The timing of the request, following the Court's appointment of the Trustee in the main bankruptcy case, raises the question of whether forum shopping is the real motivation for seeking withdrawal of the reference. After all, the initiation of the underlying bankruptcy cases on the heels of an unfavorable ruling from the state court relative to the appointment of a receiver for the Debtors raised similar forum shopping concerns for the Court when it considered whether appointment of a trustee was appropriate.

Further, the cause argued by Mr. Parker to withdraw the reference primarily relies on arguments that it would waste judicial resources to have this Court handle pre-trial matters or enter findings and conclusions on non-core matters that will likely end in a jury trial in the district court. The Court disagrees. Although there are non-core matters in this litigation, the primary factual and legal issue in this case is whether a chapter 11 debtor failed to pay its primary lender on a promissory note at maturity, or whether the maturity date was extended by the bank. The Court has difficulty imagining a more core function of a bankruptcy court than determining whether a debtor owes a lender money on a promissory note. Moreover, the issues argued by Mr. Parker are not uncommon in adversary proceedings filed or removed to bankruptcy court. 28 U.S.C. § 157, the Bankruptcy Rules, and the Court's Local Rules have long-standing procedures to deal with cases involving a mix of core and non-core proceedings and to deal with cases that must be tried by jury in the district court. As the Trustee points out, BLR 9015-3 specifically provides that this Court will handle all pre-trial matters, including summary judgment motions, as provided by law, and then transfer the case to the district court when it is ready for trial. The Court sees no reason this procedure should not apply to this case.

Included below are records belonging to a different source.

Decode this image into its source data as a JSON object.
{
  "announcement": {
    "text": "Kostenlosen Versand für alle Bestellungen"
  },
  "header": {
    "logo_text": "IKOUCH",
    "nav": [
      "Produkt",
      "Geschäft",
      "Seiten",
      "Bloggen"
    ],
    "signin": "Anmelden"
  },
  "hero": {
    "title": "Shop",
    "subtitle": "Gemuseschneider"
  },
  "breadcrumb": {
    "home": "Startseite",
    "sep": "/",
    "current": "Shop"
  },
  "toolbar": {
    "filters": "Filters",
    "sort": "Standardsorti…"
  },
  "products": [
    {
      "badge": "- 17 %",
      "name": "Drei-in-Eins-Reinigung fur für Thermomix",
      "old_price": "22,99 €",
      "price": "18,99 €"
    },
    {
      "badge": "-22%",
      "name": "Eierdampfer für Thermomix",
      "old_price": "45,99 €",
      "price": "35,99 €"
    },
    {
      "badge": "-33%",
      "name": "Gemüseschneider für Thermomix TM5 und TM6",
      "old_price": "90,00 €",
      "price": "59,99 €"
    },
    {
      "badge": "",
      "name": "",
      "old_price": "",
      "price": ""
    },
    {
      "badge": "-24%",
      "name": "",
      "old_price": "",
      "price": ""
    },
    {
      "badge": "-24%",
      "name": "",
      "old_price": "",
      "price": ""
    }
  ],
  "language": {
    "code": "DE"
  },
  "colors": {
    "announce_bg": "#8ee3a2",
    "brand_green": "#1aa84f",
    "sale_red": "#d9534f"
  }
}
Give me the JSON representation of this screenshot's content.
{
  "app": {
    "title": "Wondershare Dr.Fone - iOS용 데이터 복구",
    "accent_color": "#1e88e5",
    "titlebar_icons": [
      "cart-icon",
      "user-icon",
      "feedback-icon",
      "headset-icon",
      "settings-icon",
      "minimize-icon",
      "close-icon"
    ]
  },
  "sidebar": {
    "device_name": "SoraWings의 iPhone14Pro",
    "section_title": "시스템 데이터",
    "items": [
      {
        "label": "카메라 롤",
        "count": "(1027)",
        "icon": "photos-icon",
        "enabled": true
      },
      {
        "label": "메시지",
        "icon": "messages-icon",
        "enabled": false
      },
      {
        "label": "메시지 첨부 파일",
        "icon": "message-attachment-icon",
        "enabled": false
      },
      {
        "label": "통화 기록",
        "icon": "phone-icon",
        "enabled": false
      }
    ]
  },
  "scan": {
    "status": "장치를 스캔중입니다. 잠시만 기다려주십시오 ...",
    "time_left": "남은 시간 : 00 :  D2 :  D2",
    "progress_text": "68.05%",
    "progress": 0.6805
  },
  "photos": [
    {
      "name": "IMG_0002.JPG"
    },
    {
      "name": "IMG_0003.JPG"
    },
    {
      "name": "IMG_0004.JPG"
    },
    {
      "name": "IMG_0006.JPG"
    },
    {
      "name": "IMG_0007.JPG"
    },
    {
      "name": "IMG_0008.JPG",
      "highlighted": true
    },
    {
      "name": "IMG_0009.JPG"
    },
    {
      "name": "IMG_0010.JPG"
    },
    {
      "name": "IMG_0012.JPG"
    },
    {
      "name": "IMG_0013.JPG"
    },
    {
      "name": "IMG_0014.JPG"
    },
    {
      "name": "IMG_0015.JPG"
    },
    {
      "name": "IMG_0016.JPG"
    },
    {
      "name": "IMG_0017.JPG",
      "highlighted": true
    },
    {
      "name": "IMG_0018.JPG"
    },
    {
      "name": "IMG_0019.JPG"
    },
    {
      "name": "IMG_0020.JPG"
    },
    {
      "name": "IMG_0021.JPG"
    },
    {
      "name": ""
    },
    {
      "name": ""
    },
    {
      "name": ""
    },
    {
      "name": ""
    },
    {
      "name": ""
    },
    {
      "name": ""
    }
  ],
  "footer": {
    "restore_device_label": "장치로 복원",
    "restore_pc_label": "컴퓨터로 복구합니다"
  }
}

Having concluded that this court has jurisdiction to hear all claims in this adversary proceeding and that it will not request the reference to be withdrawn prior to trial, the Court turns to the Motion for Summary Judgment and Motion to Defer.

II. The Motion for Summary Judgment and Motion to Defer

First Citizens moves for summary judgment on all of its breach of contract claims and all of the Defendants' counterclaims. It argues, primarily, that the 973 Note matured on May 25, 2021, and the plain language of the 973 Note and related documents defeats any arguments or evidence Mr. Parker and the other Defendants may have that First Citizens agreed or misrepresented that it would extend the maturity date of the 973 Note. Both the Trustee and Mr. Parker oppose summary judgment, arguing the loan documents do not preclude the Defendants' contention that First Citizens agreed or represented to extend the maturity date, that issue of fact is very much disputed, and that factual determination is a threshold issue for every claim and counterclaim in this case.

Mr. Parker also responded by filing the Motion to Defer, requesting that the Court either deny, or defer ruling on, the Motion for Summary Judgment pursuant to Federal Rule 56(d), applicable through Bankruptcy Rule 7056, to allow Mr. Parker and the other parties to conduct additional discovery. First Citizens opposes the Motion to Defer. The Trustee filed no response to the Motion to Defer, and the Court considers the Trustee to have no opposition to the Motion to Defer. BLR 7007-(c).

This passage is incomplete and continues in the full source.